Neste 2020 atípico, a cada 24 horas uma média de nove indenizações por mortes em acidentes de trânsito foram pagas pelo Seguro Dpvat em Minas. No total, foram 2.767 de janeiro a outubro de 2020 – ou 276 a cada mês. A queda de 20% em relação aos ressarcimentos no mesmo período de 2019 é atribuída à quarentena por conta da pandemia de Covid-19, que tirou veículos e pedestres das ruas. Mas, apesar de considerada positiva, especialistas alertam que os desafios na área ainda não foram vencidos, e o maior deles é conscientizar, especialmente, condutores a mudarem o comportamento ao dirigir.

Educação desde a infância, formação adequada do motorista e mais rigor na fiscalização e punição aos infratores. Atuando na medicina de tráfego, o pediatra Milton Teixeira Filho aposta nesses pilares para amenizar o cenário e trazer mais segurança para o trânsito. 

Por outro lado, o especialista teme que a flexibilização das regras de trânsito, que entram em vigor em 2021, piore a situação e leve ao aumento de acidentes e mortes nas vias dos centros urbanos e nas rodovias. Dentre as mudanças polêmicas, segundo ele, estão a ampliação da validade da carteira de habilitação para uma década e a dispensa da avaliação do condutor por um médico de tráfego.

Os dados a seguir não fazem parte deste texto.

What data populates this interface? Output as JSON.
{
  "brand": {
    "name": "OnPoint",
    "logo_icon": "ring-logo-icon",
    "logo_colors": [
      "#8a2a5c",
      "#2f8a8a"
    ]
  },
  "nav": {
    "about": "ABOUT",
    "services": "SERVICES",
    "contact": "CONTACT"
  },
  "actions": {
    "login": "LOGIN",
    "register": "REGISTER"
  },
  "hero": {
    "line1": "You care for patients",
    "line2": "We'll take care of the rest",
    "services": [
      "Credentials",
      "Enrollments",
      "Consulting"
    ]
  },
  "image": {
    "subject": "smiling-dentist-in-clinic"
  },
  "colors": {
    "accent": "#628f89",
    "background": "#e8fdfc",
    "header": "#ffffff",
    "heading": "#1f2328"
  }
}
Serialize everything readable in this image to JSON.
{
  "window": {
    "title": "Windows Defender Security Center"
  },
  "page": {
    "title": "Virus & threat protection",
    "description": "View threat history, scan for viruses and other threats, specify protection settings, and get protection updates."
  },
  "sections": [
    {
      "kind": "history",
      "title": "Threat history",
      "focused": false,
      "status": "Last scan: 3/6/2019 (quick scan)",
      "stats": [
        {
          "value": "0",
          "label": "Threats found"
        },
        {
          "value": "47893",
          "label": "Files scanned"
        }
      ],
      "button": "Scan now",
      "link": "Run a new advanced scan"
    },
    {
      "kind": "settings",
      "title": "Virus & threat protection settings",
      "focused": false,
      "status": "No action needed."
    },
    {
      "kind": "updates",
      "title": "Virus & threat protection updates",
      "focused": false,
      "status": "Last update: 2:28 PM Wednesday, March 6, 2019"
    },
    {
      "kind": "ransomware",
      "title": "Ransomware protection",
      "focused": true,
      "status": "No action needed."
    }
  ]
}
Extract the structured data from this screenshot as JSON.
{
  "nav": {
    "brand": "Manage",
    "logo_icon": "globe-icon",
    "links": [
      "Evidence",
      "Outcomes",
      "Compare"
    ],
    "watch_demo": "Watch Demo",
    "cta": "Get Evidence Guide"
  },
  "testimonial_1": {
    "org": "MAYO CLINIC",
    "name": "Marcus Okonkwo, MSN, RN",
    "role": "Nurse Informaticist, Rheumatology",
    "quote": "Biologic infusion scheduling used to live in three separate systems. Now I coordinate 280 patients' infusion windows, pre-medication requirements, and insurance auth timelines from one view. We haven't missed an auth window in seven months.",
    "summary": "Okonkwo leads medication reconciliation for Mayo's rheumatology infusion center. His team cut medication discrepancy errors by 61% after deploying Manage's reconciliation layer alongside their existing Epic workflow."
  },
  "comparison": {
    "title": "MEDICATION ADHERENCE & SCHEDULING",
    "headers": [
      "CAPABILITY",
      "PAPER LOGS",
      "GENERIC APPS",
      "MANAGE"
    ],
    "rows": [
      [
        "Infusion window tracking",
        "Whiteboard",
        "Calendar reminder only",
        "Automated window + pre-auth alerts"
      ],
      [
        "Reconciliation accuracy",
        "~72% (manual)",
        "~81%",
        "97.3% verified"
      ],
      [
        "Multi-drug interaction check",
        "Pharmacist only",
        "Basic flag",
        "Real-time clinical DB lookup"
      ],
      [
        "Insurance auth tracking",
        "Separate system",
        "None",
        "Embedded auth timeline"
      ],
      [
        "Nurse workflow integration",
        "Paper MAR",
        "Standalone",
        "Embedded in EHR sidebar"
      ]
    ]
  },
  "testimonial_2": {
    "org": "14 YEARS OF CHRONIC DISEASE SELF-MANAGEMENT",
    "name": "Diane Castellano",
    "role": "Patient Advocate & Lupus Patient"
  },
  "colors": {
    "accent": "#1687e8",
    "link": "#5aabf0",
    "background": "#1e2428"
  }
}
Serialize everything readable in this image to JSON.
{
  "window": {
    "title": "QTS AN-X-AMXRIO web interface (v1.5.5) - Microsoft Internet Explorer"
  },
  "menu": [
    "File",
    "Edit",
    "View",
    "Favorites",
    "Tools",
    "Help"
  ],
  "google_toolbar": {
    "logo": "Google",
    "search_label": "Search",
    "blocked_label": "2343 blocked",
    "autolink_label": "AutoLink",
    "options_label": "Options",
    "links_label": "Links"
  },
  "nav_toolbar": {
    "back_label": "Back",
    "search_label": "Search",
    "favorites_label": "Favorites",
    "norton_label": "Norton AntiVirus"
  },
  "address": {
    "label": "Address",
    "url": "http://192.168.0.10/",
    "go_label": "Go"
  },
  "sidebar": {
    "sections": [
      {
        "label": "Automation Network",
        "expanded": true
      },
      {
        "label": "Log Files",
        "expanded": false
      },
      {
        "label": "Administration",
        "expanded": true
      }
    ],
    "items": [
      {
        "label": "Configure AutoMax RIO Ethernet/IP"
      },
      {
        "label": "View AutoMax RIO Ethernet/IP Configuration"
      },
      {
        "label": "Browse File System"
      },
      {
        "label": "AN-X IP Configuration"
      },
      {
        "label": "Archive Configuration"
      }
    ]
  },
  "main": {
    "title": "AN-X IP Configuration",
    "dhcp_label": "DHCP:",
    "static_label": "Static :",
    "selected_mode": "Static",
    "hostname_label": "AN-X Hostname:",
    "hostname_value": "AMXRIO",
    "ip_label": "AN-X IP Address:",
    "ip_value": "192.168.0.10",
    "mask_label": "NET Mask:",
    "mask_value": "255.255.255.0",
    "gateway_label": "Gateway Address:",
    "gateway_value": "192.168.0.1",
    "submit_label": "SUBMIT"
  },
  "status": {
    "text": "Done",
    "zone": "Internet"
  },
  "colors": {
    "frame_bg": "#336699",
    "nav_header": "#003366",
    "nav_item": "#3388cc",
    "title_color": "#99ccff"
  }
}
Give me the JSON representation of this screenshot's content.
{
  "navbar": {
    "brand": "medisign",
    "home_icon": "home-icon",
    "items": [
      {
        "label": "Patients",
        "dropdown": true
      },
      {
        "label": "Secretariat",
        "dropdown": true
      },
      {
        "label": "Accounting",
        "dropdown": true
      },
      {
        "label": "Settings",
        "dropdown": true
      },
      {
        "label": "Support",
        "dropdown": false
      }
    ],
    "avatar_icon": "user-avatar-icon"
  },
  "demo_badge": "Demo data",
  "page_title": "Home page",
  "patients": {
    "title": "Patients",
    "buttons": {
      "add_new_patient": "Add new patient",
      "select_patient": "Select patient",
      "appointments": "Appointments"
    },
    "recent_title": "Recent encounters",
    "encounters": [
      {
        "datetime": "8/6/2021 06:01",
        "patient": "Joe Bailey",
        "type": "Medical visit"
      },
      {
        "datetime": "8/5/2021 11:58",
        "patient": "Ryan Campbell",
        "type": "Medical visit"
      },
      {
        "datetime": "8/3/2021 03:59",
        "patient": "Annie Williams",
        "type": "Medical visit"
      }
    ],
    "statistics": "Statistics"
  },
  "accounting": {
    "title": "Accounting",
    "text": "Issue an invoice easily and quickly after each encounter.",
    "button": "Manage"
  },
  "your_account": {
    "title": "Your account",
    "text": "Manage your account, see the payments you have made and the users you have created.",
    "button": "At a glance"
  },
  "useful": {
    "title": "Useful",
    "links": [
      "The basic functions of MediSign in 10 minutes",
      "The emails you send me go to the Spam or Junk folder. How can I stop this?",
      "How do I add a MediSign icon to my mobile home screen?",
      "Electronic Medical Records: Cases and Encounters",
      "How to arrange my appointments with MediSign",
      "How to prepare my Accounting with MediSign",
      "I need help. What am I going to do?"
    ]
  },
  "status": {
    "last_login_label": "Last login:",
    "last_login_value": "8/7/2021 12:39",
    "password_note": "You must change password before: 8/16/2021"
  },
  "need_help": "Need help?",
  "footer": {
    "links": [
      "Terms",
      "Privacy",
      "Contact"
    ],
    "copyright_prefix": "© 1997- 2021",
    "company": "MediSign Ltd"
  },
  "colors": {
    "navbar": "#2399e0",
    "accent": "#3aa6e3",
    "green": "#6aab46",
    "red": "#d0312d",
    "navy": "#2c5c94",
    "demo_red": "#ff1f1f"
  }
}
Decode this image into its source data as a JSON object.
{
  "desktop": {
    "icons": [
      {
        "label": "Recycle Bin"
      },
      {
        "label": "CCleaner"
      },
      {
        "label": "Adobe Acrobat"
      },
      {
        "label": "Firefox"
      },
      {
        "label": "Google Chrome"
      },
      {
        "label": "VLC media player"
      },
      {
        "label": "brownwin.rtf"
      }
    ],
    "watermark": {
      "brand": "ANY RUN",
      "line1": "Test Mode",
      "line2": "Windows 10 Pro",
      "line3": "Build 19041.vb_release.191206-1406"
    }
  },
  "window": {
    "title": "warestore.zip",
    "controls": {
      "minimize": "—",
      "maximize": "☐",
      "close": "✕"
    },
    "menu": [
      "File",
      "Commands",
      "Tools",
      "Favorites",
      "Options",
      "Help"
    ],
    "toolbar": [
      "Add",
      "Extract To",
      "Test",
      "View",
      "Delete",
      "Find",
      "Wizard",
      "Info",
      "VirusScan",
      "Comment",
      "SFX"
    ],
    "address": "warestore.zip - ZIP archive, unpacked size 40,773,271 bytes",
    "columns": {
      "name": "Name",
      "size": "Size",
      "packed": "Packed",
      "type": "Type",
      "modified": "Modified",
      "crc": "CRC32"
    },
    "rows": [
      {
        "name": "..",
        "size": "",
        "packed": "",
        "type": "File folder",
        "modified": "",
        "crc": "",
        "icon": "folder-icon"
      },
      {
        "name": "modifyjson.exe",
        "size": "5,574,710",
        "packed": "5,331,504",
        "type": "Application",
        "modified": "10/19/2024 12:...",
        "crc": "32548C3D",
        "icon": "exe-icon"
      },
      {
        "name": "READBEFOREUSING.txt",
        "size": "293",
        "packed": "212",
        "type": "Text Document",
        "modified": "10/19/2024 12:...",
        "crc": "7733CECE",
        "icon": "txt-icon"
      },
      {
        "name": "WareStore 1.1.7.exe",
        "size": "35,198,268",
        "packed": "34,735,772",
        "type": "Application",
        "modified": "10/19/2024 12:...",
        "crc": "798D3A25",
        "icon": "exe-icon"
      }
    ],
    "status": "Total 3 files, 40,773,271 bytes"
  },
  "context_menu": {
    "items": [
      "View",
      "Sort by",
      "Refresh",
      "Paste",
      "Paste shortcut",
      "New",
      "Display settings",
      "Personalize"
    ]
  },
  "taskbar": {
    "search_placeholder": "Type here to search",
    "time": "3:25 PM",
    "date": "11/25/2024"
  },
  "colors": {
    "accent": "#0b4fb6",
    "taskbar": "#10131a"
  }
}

“Imagine um motorista passando dez anos sem ser reavaliado ou um candidato à CNH sendo examinado por profissional de qualquer especialidade. Não é apenas, por exemplo, ver se ele está enxergando bem para dirigir. A análise é mais profunda. Afinal, estamos considerando se determinada pessoa é ou não apta a conduzir o veículo”, diz.

Conscientização

Para a médica de tráfego Raquel Muniz, a conscientização do condutor é essencial. “Se a educação para o trânsito for de excelência, é, sim, possível aumentar o tempo de validade da carteira. Mas como se tem um trânsito violento, fica difícil de se ter controle sobre o motorista”.

Com a redução do isolamento social nas cidades, elevando a circulação de veículos e pedestres, ela se diz preocupada com o crescimento dos acidentes em meio ao aumento de casos de Covid-19. Para Raquel, os condutores precisam ter ainda mais cautela para evitar tragédias. “O paciente acidentado é atendido no mesmo pronto-socorro onde estão pessoas infectadas pelo novo coronavírus, correndo o risco de também ser contaminado”, frisou. 

Gargalo na saúde

Diretor de Comunicação da Associação Mineira de Medicina de Tráfego (Ammetra), Allyson Coimbra se diz preocupado com um possível colapso na saúde provocado pelo aumento dos casos de Covid-19 e, paralelamente, o atendimento a vítimas de trânsito. Segundo ele, historicamente, 60% dos leitos hospitalares são ocupados por pessoas acidentadas.

O médico diz que a previsão é de que o número de hospitalizações atuais em decorrência do novo coronavírus seja maior que no início da pandemia. “E, nesse tempo, o trânsito nunca parou de matar, pois se trata de uma epidemia crônica e negligenciada pelos governos. É preciso a adesão e a colaboração das pessoas para que entendam que essas novas restrições (quarentena) não são, por exemplo, para viajar. Nesse momento, o veículo deve ser usado em situações de extrema necessidade”.

Allyson Coimbra diz que essas ações visam a evitar acidentes para dar um alívio na disponibilidade de leitos para atendimento aos pacientes com Covid-19. Vale lembrar que cidades com Rio de Janeiro e São Paulo estão com o sistema de saúde estrangulado por conta da alta demanda.